December natural gas futures were trading 4.1 cents higher at $3.302 shortly before 9 a.m. ET Thursday as forecasters pointed to overnight guidance that continued to show a stretch of above-average heating demand for the second week of November.
The overnight weather data maintained or was trending toward more cold weather for the second week of November, with a series of weather systems and cool shots expected to sweep across the northern, central and eastern United States, according to NatGasWeather.
“Additional reinforcing cool shots are favored Nov. 12-14” as the Global Forecast System and European models have been colder to push national heating degree day expectations above normal after being below normal earlier in the week, the firm said. “Most of the weather data does show a milder pattern setting up Nov. 15-17, although that could trend colder in time as the second week of November has done.
“The natural gas markets have become increasingly sensitive to temperature trends, especially to the cooler side, making each suite of weather data closely scrutinized by the markets,” NatGasWeather said. “No change to our overall view, as the background state remains bullish until deficits considerably improve.
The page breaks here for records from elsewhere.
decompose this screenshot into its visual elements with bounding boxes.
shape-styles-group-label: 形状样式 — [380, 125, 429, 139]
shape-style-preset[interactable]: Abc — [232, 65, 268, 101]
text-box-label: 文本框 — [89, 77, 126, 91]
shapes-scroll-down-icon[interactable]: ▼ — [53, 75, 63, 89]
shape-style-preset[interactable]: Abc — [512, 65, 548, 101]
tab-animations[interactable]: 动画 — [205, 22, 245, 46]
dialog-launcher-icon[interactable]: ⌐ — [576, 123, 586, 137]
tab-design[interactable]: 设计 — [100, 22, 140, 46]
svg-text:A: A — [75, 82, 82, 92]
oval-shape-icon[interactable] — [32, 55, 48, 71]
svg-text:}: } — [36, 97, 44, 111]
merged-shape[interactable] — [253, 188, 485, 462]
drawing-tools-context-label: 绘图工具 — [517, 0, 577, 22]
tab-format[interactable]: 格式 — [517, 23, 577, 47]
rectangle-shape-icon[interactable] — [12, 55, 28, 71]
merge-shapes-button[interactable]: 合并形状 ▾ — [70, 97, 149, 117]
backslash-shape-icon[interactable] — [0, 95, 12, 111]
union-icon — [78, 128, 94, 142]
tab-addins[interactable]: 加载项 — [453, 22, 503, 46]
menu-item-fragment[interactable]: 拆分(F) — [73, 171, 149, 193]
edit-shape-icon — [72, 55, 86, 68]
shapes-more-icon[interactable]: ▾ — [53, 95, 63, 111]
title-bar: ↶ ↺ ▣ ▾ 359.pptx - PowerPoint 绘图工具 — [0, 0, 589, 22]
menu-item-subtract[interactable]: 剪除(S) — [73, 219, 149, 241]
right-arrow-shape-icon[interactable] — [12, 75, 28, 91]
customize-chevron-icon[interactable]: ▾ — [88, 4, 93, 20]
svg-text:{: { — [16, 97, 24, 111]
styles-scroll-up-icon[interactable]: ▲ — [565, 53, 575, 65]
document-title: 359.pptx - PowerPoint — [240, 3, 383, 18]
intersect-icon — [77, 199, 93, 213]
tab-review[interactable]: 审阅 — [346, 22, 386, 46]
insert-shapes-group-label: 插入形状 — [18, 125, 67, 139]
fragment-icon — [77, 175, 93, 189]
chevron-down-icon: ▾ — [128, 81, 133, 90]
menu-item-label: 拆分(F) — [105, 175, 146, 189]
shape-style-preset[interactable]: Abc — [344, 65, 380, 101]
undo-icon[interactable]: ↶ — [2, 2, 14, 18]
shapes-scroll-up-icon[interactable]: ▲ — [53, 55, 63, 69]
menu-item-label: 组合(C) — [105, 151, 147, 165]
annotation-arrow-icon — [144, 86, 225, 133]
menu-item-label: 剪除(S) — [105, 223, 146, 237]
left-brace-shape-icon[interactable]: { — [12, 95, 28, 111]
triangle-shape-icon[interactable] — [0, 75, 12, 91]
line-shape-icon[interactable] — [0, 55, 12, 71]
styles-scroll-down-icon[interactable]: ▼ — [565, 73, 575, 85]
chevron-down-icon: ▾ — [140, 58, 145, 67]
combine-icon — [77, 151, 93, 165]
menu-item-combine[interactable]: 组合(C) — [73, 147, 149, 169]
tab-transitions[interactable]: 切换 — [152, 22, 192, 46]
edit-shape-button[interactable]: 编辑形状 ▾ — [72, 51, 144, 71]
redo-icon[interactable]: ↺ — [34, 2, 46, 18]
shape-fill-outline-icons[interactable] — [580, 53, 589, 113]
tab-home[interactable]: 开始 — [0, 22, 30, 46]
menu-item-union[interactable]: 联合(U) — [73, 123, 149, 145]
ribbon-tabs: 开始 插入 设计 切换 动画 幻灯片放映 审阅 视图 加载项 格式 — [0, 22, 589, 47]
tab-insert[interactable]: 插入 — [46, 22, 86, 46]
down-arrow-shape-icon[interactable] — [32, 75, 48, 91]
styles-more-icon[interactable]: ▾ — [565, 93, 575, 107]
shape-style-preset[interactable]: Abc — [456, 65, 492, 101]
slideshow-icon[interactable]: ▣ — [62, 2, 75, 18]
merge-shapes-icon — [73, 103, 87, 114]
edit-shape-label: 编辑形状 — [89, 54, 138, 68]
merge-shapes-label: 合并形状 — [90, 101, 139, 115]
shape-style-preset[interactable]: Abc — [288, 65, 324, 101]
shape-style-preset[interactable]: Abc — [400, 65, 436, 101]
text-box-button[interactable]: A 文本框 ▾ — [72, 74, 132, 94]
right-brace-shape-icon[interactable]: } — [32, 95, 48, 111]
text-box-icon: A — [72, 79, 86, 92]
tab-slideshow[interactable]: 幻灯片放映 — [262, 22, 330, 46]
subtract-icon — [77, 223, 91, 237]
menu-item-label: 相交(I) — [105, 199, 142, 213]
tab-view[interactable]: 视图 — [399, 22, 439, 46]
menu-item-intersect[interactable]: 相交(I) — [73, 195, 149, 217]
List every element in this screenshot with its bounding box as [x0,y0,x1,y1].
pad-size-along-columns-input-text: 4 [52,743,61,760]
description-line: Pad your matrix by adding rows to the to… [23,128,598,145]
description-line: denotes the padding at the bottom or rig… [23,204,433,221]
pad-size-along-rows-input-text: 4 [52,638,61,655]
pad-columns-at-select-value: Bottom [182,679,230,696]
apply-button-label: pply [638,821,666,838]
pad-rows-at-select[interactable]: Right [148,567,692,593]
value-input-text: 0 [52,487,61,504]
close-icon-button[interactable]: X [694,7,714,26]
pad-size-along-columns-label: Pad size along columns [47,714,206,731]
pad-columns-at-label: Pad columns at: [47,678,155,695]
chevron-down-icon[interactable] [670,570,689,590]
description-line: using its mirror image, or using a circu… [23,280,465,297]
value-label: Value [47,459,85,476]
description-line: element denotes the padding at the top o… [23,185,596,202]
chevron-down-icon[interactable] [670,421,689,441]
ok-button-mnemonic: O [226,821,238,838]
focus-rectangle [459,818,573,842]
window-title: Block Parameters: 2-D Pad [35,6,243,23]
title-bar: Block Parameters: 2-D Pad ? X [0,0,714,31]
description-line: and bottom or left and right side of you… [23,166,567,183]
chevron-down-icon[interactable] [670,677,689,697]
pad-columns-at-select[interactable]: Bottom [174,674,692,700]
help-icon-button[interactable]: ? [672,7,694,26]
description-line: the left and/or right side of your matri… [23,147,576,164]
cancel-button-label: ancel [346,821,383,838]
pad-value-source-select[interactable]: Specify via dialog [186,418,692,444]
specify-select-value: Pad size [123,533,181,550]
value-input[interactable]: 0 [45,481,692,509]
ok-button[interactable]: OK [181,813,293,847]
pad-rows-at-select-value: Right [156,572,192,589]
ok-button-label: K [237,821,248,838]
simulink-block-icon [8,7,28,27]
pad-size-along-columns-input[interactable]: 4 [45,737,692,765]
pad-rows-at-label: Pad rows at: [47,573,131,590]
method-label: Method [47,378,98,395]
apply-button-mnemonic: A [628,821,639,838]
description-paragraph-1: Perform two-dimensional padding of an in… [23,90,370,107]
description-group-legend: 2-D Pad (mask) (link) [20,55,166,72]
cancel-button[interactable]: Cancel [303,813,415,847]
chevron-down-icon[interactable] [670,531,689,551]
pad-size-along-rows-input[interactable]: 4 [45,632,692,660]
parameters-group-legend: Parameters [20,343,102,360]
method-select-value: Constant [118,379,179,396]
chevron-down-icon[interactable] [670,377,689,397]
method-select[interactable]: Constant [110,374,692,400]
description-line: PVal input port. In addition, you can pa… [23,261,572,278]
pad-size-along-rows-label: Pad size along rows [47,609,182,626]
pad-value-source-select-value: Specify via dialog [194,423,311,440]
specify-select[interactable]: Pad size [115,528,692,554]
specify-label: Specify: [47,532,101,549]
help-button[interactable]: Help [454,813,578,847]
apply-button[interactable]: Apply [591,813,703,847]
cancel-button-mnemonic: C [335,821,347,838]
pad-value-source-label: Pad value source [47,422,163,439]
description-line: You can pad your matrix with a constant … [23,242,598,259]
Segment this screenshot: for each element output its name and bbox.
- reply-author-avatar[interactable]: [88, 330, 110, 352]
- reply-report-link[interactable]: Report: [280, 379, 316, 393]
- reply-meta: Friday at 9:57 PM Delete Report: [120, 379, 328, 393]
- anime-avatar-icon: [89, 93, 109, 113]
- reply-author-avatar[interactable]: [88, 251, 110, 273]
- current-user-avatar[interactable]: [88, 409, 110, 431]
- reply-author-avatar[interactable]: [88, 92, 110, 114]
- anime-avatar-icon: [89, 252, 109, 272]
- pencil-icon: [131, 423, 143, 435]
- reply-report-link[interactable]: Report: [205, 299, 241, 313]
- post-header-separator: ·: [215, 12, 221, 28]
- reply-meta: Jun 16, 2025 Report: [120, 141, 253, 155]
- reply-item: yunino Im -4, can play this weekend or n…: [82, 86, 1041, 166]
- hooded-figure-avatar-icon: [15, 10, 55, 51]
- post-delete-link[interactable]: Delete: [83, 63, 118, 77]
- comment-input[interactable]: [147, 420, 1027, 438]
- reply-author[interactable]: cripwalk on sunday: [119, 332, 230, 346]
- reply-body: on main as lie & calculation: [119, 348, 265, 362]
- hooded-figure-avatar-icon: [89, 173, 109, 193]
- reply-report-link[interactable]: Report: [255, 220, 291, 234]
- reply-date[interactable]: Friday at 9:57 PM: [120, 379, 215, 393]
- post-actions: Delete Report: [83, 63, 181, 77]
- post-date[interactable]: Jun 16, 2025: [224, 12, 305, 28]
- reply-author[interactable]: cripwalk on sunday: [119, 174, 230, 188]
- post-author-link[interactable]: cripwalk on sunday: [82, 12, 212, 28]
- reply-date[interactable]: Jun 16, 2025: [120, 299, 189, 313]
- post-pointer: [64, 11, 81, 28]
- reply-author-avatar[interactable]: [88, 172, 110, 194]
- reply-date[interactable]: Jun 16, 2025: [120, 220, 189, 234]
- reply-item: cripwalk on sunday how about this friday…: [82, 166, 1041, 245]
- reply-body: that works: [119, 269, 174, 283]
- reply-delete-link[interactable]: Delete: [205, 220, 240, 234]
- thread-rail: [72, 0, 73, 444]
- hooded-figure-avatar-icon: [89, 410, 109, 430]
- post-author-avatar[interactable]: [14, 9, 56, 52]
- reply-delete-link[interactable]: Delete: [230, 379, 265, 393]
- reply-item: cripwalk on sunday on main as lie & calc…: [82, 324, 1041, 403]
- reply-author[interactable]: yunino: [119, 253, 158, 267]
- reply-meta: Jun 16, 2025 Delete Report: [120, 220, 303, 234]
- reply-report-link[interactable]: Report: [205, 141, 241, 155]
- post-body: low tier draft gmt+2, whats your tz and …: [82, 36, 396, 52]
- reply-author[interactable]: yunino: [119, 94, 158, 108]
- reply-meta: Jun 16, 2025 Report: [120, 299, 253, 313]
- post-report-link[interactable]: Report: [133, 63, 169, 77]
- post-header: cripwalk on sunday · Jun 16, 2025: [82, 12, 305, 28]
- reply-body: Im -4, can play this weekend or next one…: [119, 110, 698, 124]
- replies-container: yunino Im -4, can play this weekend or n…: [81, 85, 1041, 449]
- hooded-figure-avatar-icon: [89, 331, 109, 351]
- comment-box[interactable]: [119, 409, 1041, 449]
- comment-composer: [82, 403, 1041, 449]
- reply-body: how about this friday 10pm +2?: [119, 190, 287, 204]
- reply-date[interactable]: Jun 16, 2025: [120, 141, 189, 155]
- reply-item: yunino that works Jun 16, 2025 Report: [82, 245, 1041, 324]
We continue to view $3.13-3.14 on December futures as strong support that bears would need to take out to gain control.”
But that would likely require a bearish miss from this week’s storage report, along with milder temperature trends for the second and third weeks of November, according to the firm.
The market is also looking ahead to the 10:30 a.m. ET release of the Energy Information Administration’s (EIA) weekly storage report as hefty storage deficits remain only weeks ahead of the core winter season. Estimates this week have clustered around a build in the low 50 Bcf range, which is well below the year-ago 65 Bcf injection and the five-year 62 Bcf build.
EBW Analytics Group projected a build of 48 Bcf, Kyle Cooper of IAF Advisors expected a build of 50 Bcf and Bespoke Weather Services pegged the build at 53 Bcf. A Reuters poll of 22 market participants had a range of 38 Bcf to 60 Bcf, with a median injection of 50 Bcf. A Bloomberg survey showed a range of 42 Bcf to 66 Bcf, with a median of 52 Bcf.
Last week, the EIA reported a 58 Bcf injection, which lifted inventories to 3,095 Bcf.
Looking at the technicals, ICAP Technical Analysis analyst Brian LaRose called Wednesday’s 7.4 cent rally “another constructive day for the bulls,” but said they still need to punch through $3.368/$3.409 to confirm that the recent lows at $3.133/3.100 marked the end of a corrective move.
“Succeed and we will be looking for the December contract to make its way up to the $3.494-3.550 neighborhood next,” LaRose said. “Fail to better the highs and more sideways to lower price action is still possible near-term.”
Shortly before 9 a.m. ET, December crude oil was trading 27 cents lower at $65.04/bbl, while December RBOB gasoline was down fractionally to $1.7512/gal.